A dark software factory is not about removing humans from software development. It is about removing humans from the parts that do not need them: the translation from spec to branch, from branch to PR, from PR to merge, and from merge to deployed preview. The human still writes the spec, still approves the merge with /publish, and still designs the harness that constrains the agent via AGENTS.md and allowed_tools.

What changes is the latency. A content request that once sat in a backlog for two days now ships in twenty minutes. A bug report that once required finding an available engineer now generates a fix while the reporter is still writing the reproduction steps. The factory does not replace judgment; it compresses execution.

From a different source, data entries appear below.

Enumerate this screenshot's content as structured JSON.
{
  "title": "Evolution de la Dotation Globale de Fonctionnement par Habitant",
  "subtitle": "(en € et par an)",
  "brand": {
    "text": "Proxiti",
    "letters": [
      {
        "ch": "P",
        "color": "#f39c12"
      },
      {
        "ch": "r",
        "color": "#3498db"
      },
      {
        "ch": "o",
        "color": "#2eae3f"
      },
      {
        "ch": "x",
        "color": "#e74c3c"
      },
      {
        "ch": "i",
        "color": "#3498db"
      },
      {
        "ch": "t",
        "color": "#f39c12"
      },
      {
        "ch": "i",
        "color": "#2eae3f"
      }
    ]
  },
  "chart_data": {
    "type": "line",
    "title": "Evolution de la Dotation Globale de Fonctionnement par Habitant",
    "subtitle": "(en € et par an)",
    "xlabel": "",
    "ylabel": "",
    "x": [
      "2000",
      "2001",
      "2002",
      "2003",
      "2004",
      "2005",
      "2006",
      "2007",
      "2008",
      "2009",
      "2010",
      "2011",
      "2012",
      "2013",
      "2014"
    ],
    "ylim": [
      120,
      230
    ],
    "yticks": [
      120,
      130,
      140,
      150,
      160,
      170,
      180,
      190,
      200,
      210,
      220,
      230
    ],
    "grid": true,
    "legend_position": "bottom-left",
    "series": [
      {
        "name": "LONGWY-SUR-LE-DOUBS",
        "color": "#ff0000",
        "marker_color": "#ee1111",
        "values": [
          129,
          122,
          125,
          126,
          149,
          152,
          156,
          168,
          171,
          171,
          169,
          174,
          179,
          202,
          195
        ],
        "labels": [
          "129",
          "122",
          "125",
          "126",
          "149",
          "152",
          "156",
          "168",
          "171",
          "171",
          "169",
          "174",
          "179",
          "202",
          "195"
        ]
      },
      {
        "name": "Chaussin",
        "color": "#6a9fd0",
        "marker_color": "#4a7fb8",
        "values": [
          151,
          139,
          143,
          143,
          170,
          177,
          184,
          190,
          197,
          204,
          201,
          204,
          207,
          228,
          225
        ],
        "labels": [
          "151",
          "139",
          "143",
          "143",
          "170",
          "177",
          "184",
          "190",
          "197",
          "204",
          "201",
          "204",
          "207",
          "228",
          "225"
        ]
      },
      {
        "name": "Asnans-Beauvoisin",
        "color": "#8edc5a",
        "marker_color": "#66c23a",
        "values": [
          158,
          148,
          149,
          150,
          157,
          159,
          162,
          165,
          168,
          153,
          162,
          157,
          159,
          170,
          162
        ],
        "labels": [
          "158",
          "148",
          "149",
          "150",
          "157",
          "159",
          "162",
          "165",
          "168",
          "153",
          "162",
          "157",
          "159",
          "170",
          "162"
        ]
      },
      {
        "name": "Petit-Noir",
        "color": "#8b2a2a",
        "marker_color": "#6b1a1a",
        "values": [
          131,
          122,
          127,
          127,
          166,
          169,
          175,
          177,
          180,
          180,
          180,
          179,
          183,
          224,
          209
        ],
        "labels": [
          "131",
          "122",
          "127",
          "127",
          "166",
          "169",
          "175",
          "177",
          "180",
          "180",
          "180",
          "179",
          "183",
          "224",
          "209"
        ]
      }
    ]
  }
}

The 11 workflow files in this article are under 700 lines combined. The complexity is not in the code; it is in the edge cases. The BOT_PAT behavior, the recursive trigger prevention, the branch detection timing, the WAITING/READY signal protocol, and the media generation fallback chains are all learned from failed runs, not from documentation. Build the simple version first, run it for a week, and let the failures teach you what to guard against. The factory that cannot fail gracefully is not a factory. It is a bomb.